Adele had health problems that severely affected her milk supply I’ve always dreamed of having kids and like any mum I dreamed of a natural birth and being able to breastfeed, but I’ve always been outside that box. Firstly, my son was IVF so we’d already been on a long journey to get him. Then, during pregnancy, I developed gestational diabetes and severe pre-eclampsia. Because of all this, I went into hospital a few weeks prior to my caesarean date and at that point got really sick with pneumonia. I was 34 weeks by then so they pumped me full of antibiotics and did the c-section two days later. When my son was born he also had pneumonia so he was taken to NICU straight away. Because he was so little, I couldn’t breastfeed. Everything was going through a gastric tube. The midwives immediately want breast milk from you but I think because he was prem, and with the c-section as well, the hormones just didn’t kick in.

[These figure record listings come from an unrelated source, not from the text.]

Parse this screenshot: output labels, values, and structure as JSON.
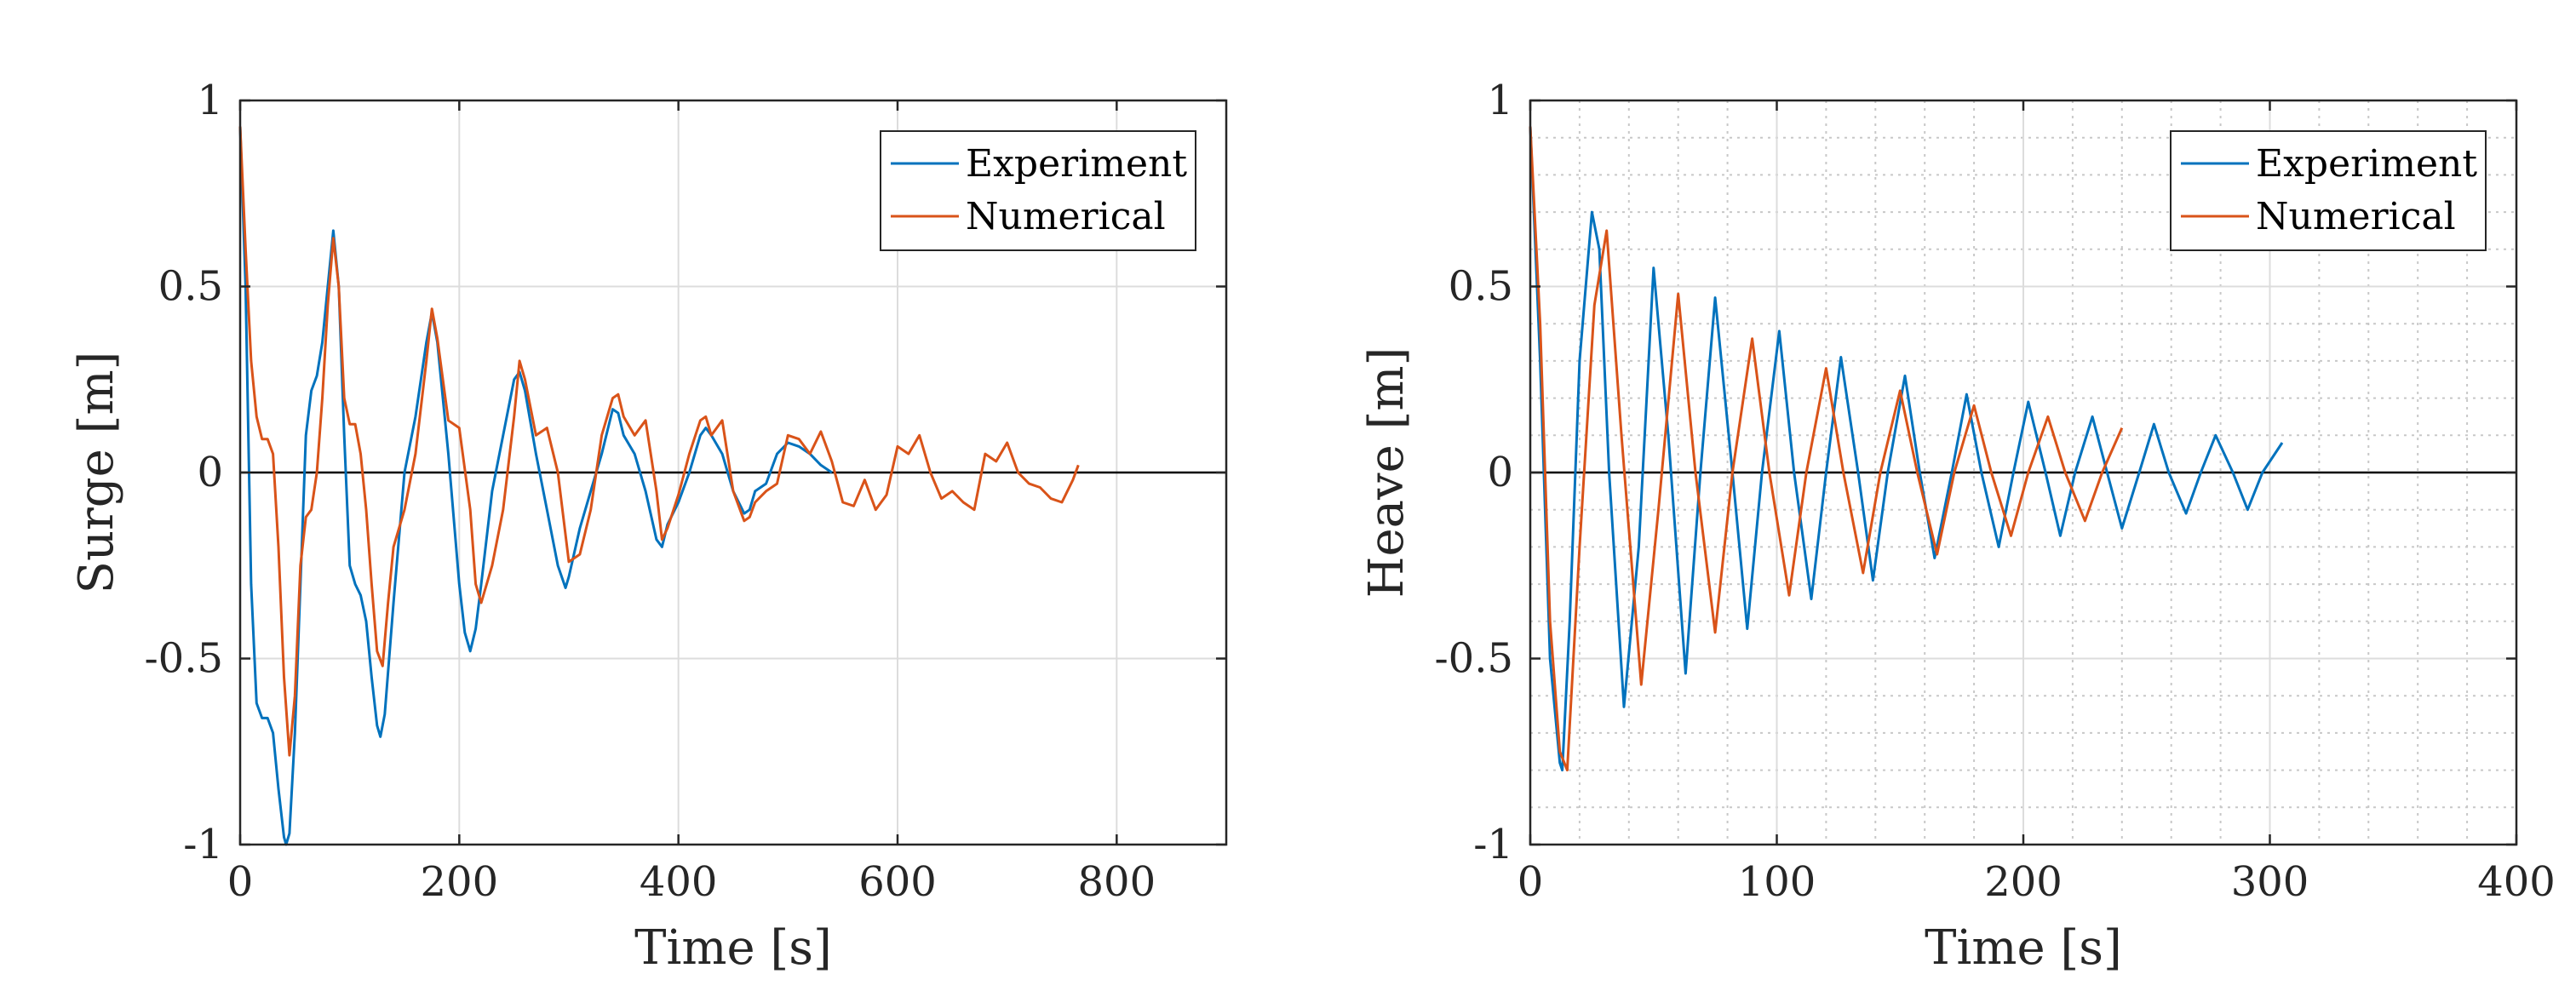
{
  "chart_data": [
    {
      "type": "line",
      "xlabel": "Time [s]",
      "ylabel": "Surge [m]",
      "xlim": [
        0,
        900
      ],
      "ylim": [
        -1,
        1
      ],
      "xticks": [
        0,
        200,
        400,
        600,
        800
      ],
      "yticks": [
        -1,
        -0.5,
        0,
        0.5,
        1
      ],
      "xtick_labels": [
        "0",
        "200",
        "400",
        "600",
        "800"
      ],
      "ytick_labels": [
        "-1",
        "-0.5",
        "0",
        "0.5",
        "1"
      ],
      "grid": "major",
      "legend_position": "top-right",
      "series": [
        {
          "name": "Experiment",
          "color": "#0072BD",
          "x": [
            0,
            5,
            10,
            15,
            20,
            25,
            30,
            35,
            40,
            42,
            45,
            50,
            55,
            60,
            65,
            70,
            75,
            80,
            85,
            90,
            95,
            100,
            105,
            110,
            115,
            120,
            125,
            128,
            132,
            140,
            150,
            160,
            170,
            175,
            180,
            190,
            200,
            205,
            210,
            215,
            220,
            230,
            240,
            250,
            255,
            260,
            270,
            280,
            290,
            297,
            300,
            310,
            320,
            330,
            340,
            345,
            350,
            360,
            370,
            380,
            385,
            390,
            400,
            410,
            420,
            425,
            430,
            440,
            450,
            460,
            465,
            470,
            480,
            490,
            500,
            510,
            520,
            530,
            540
          ],
          "y": [
            0.93,
            0.5,
            -0.3,
            -0.62,
            -0.66,
            -0.66,
            -0.7,
            -0.85,
            -0.98,
            -1.0,
            -0.97,
            -0.7,
            -0.3,
            0.1,
            0.22,
            0.26,
            0.35,
            0.5,
            0.65,
            0.5,
            0.1,
            -0.25,
            -0.3,
            -0.33,
            -0.4,
            -0.55,
            -0.68,
            -0.71,
            -0.65,
            -0.35,
            0.0,
            0.15,
            0.35,
            0.43,
            0.35,
            0.05,
            -0.3,
            -0.43,
            -0.48,
            -0.42,
            -0.3,
            -0.05,
            0.1,
            0.25,
            0.27,
            0.22,
            0.05,
            -0.1,
            -0.25,
            -0.31,
            -0.28,
            -0.15,
            -0.05,
            0.05,
            0.17,
            0.16,
            0.1,
            0.05,
            -0.05,
            -0.18,
            -0.2,
            -0.14,
            -0.08,
            0.0,
            0.1,
            0.12,
            0.1,
            0.05,
            -0.05,
            -0.11,
            -0.1,
            -0.05,
            -0.03,
            0.05,
            0.08,
            0.07,
            0.05,
            0.02,
            0.0
          ]
        },
        {
          "name": "Numerical",
          "color": "#D95319",
          "x": [
            0,
            5,
            10,
            15,
            20,
            25,
            30,
            35,
            40,
            45,
            50,
            55,
            60,
            65,
            70,
            75,
            80,
            85,
            90,
            95,
            100,
            105,
            110,
            115,
            120,
            125,
            130,
            135,
            140,
            150,
            160,
            170,
            175,
            180,
            190,
            200,
            210,
            215,
            220,
            230,
            240,
            250,
            255,
            260,
            270,
            280,
            290,
            300,
            310,
            320,
            330,
            340,
            345,
            350,
            360,
            370,
            380,
            385,
            390,
            400,
            410,
            420,
            425,
            430,
            440,
            450,
            460,
            465,
            470,
            480,
            490,
            500,
            510,
            520,
            530,
            540,
            550,
            560,
            570,
            580,
            590,
            600,
            610,
            620,
            630,
            640,
            650,
            660,
            670,
            680,
            690,
            700,
            710,
            720,
            730,
            740,
            750,
            760,
            765
          ],
          "y": [
            0.93,
            0.6,
            0.3,
            0.15,
            0.09,
            0.09,
            0.05,
            -0.2,
            -0.55,
            -0.76,
            -0.6,
            -0.25,
            -0.12,
            -0.1,
            0.0,
            0.2,
            0.45,
            0.63,
            0.5,
            0.2,
            0.13,
            0.13,
            0.05,
            -0.1,
            -0.3,
            -0.48,
            -0.52,
            -0.35,
            -0.2,
            -0.1,
            0.05,
            0.3,
            0.44,
            0.36,
            0.14,
            0.12,
            -0.1,
            -0.3,
            -0.35,
            -0.25,
            -0.1,
            0.15,
            0.3,
            0.25,
            0.1,
            0.12,
            0.0,
            -0.24,
            -0.22,
            -0.1,
            0.1,
            0.2,
            0.21,
            0.15,
            0.1,
            0.14,
            -0.05,
            -0.18,
            -0.15,
            -0.06,
            0.05,
            0.14,
            0.15,
            0.1,
            0.14,
            -0.05,
            -0.13,
            -0.12,
            -0.08,
            -0.05,
            -0.03,
            0.1,
            0.09,
            0.05,
            0.11,
            0.03,
            -0.08,
            -0.09,
            -0.02,
            -0.1,
            -0.06,
            0.07,
            0.05,
            0.1,
            0.0,
            -0.07,
            -0.05,
            -0.08,
            -0.1,
            0.05,
            0.03,
            0.08,
            0.0,
            -0.03,
            -0.04,
            -0.07,
            -0.08,
            -0.02,
            0.02
          ]
        }
      ]
    },
    {
      "type": "line",
      "xlabel": "Time [s]",
      "ylabel": "Heave [m]",
      "xlim": [
        0,
        400
      ],
      "ylim": [
        -1,
        1
      ],
      "xticks": [
        0,
        100,
        200,
        300,
        400
      ],
      "yticks": [
        -1,
        -0.5,
        0,
        0.5,
        1
      ],
      "xtick_labels": [
        "0",
        "100",
        "200",
        "300",
        "400"
      ],
      "ytick_labels": [
        "-1",
        "-0.5",
        "0",
        "0.5",
        "1"
      ],
      "grid": "major+minor",
      "legend_position": "top-right",
      "series": [
        {
          "name": "Experiment",
          "color": "#0072BD",
          "x": [
            0,
            4,
            8,
            12,
            13,
            16,
            20,
            25,
            28,
            32,
            38,
            44,
            50,
            56,
            63,
            69,
            75,
            82,
            88,
            94,
            101,
            107,
            114,
            120,
            126,
            133,
            139,
            145,
            152,
            158,
            164,
            171,
            177,
            183,
            190,
            196,
            202,
            209,
            215,
            221,
            228,
            234,
            240,
            247,
            253,
            259,
            266,
            272,
            278,
            285,
            291,
            297,
            305
          ],
          "y": [
            0.93,
            0.3,
            -0.5,
            -0.78,
            -0.8,
            -0.4,
            0.3,
            0.7,
            0.6,
            0.0,
            -0.63,
            -0.2,
            0.55,
            0.1,
            -0.54,
            0.0,
            0.47,
            0.0,
            -0.42,
            0.0,
            0.38,
            0.0,
            -0.34,
            0.0,
            0.31,
            0.0,
            -0.29,
            0.0,
            0.26,
            0.0,
            -0.23,
            0.0,
            0.21,
            0.0,
            -0.2,
            0.0,
            0.19,
            0.0,
            -0.17,
            0.0,
            0.15,
            0.0,
            -0.15,
            0.0,
            0.13,
            0.0,
            -0.11,
            0.0,
            0.1,
            0.0,
            -0.1,
            0.0,
            0.08
          ]
        },
        {
          "name": "Numerical",
          "color": "#D95319",
          "x": [
            0,
            4,
            8,
            12,
            15,
            20,
            26,
            31,
            37,
            45,
            52,
            60,
            67,
            75,
            82,
            90,
            97,
            105,
            112,
            120,
            127,
            135,
            142,
            150,
            157,
            165,
            172,
            180,
            187,
            195,
            202,
            210,
            217,
            225,
            232,
            240
          ],
          "y": [
            0.93,
            0.4,
            -0.4,
            -0.75,
            -0.8,
            -0.2,
            0.45,
            0.65,
            0.1,
            -0.57,
            -0.1,
            0.48,
            0.0,
            -0.43,
            0.0,
            0.36,
            0.0,
            -0.33,
            0.0,
            0.28,
            0.0,
            -0.27,
            0.0,
            0.22,
            0.0,
            -0.22,
            0.0,
            0.18,
            0.0,
            -0.17,
            0.0,
            0.15,
            0.0,
            -0.13,
            0.0,
            0.12
          ]
        }
      ]
    }
  ]
}
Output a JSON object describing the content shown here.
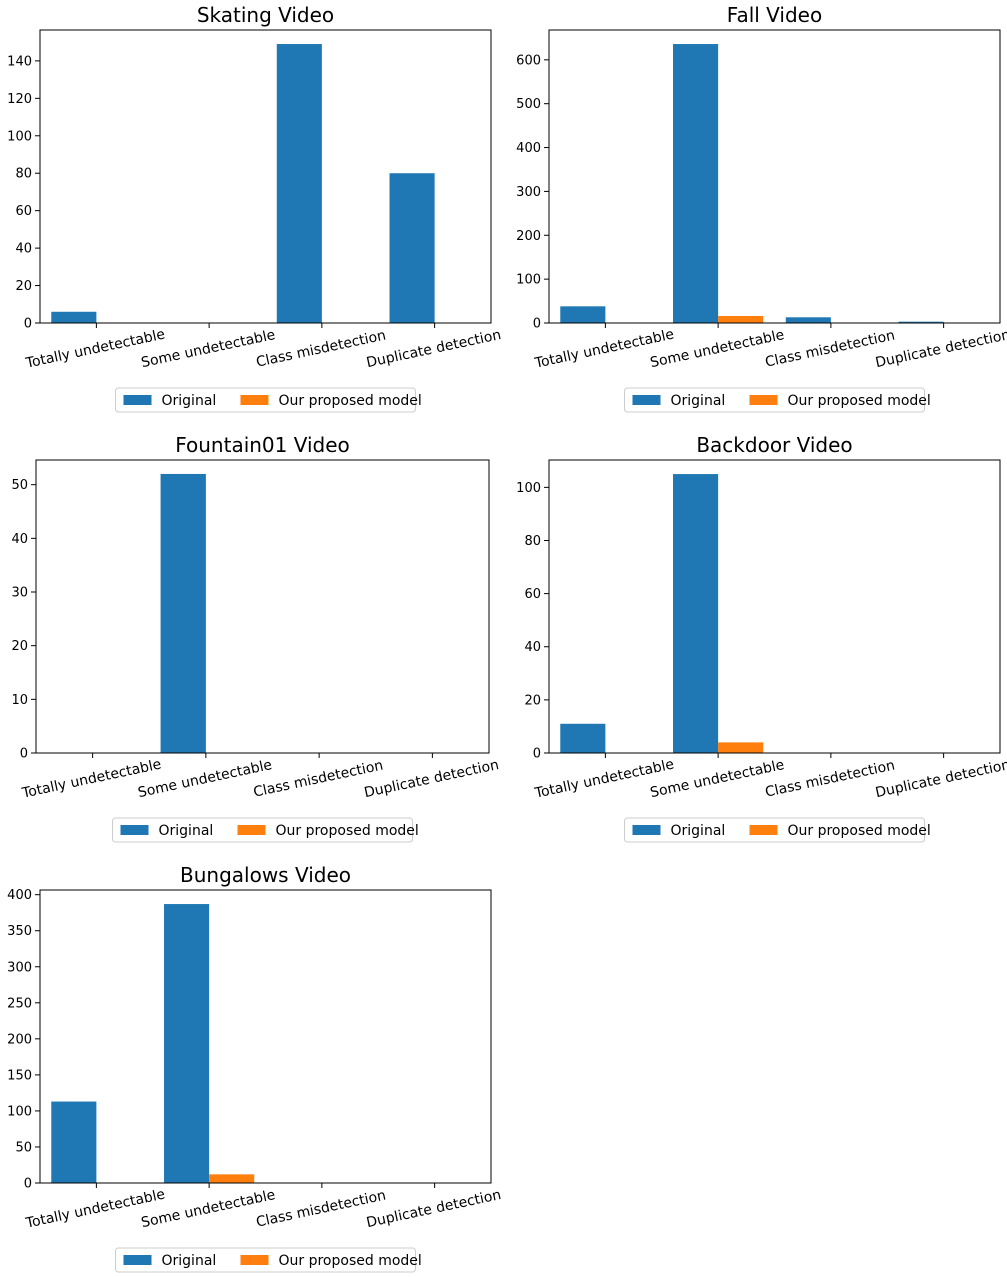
{
  "colors": {
    "original": "#1f77b4",
    "proposed": "#ff7f0e",
    "axis": "#000000"
  },
  "chart_data": [
    {
      "type": "bar",
      "title": "Skating Video",
      "categories": [
        "Totally undetectable",
        "Some undetectable",
        "Class misdetection",
        "Duplicate detection"
      ],
      "series": [
        {
          "name": "Original",
          "values": [
            6,
            0,
            149,
            80
          ]
        },
        {
          "name": "Our proposed model",
          "values": [
            0,
            0,
            0,
            0
          ]
        }
      ],
      "yticks": [
        0,
        20,
        40,
        60,
        80,
        100,
        120,
        140
      ],
      "ylim": [
        0,
        156.5
      ],
      "xlabel": "",
      "ylabel": "",
      "legend": "bottom-center"
    },
    {
      "type": "bar",
      "title": "Fall Video",
      "categories": [
        "Totally undetectable",
        "Some undetectable",
        "Class misdetection",
        "Duplicate detection"
      ],
      "series": [
        {
          "name": "Original",
          "values": [
            38,
            636,
            13,
            3
          ]
        },
        {
          "name": "Our proposed model",
          "values": [
            0,
            16,
            0,
            0
          ]
        }
      ],
      "yticks": [
        0,
        100,
        200,
        300,
        400,
        500,
        600
      ],
      "ylim": [
        0,
        668
      ],
      "xlabel": "",
      "ylabel": "",
      "legend": "bottom-center"
    },
    {
      "type": "bar",
      "title": "Fountain01 Video",
      "categories": [
        "Totally undetectable",
        "Some undetectable",
        "Class misdetection",
        "Duplicate detection"
      ],
      "series": [
        {
          "name": "Original",
          "values": [
            0,
            52,
            0,
            0
          ]
        },
        {
          "name": "Our proposed model",
          "values": [
            0,
            0,
            0,
            0
          ]
        }
      ],
      "yticks": [
        0,
        10,
        20,
        30,
        40,
        50
      ],
      "ylim": [
        0,
        54.6
      ],
      "xlabel": "",
      "ylabel": "",
      "legend": "bottom-center"
    },
    {
      "type": "bar",
      "title": "Backdoor Video",
      "categories": [
        "Totally undetectable",
        "Some undetectable",
        "Class misdetection",
        "Duplicate detection"
      ],
      "series": [
        {
          "name": "Original",
          "values": [
            11,
            105,
            0,
            0
          ]
        },
        {
          "name": "Our proposed model",
          "values": [
            0,
            4,
            0,
            0
          ]
        }
      ],
      "yticks": [
        0,
        20,
        40,
        60,
        80,
        100
      ],
      "ylim": [
        0,
        110.3
      ],
      "xlabel": "",
      "ylabel": "",
      "legend": "bottom-center"
    },
    {
      "type": "bar",
      "title": "Bungalows Video",
      "categories": [
        "Totally undetectable",
        "Some undetectable",
        "Class misdetection",
        "Duplicate detection"
      ],
      "series": [
        {
          "name": "Original",
          "values": [
            113,
            387,
            0,
            0
          ]
        },
        {
          "name": "Our proposed model",
          "values": [
            0,
            12,
            0,
            0
          ]
        }
      ],
      "yticks": [
        0,
        50,
        100,
        150,
        200,
        250,
        300,
        350,
        400
      ],
      "ylim": [
        0,
        406.5
      ],
      "xlabel": "",
      "ylabel": "",
      "legend": "bottom-center"
    }
  ]
}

It’s like you’re trying to force your body to start lactating when you’re not ready. Then you have strangers hand-expressing you. I’ve never been shy about my body but it was still quite mortifying. Eventually they got me on to a breast pump and I was doing that every three hours. Once the baby is well enough and has reached a certain weight they get them breastfeeding. My son was about two weeks old when this happened but he just never latched very well. We had lactation consultants and midwives trying but he was never really awake. It was a race to try and express enough breast milk for the next feed and there was stress among the mums on the ward about how much they could express – 10ml was like a victory. We took him home at about six weeks and I persevered with the breastfeeding. He was latching but I had to use nipple shields to make my nipples small enough to go into his mouth. Then one of my breasts started to dry up. My midwife told me to keep trying on the other side but she warned me that it seemed like my body was stopping. I was still quite sick and with polycystic ovaries, which I have, your milk can dry up. It wasn’t that I decided to give up but my body decided for me. The first time I bought formula he was eight weeks old and I got a rude comment from someone in the supermarket and I left in tears. I grieved for quite a long time that I couldn’t breastfeed. It was no one’s fault, just the nature of the situation.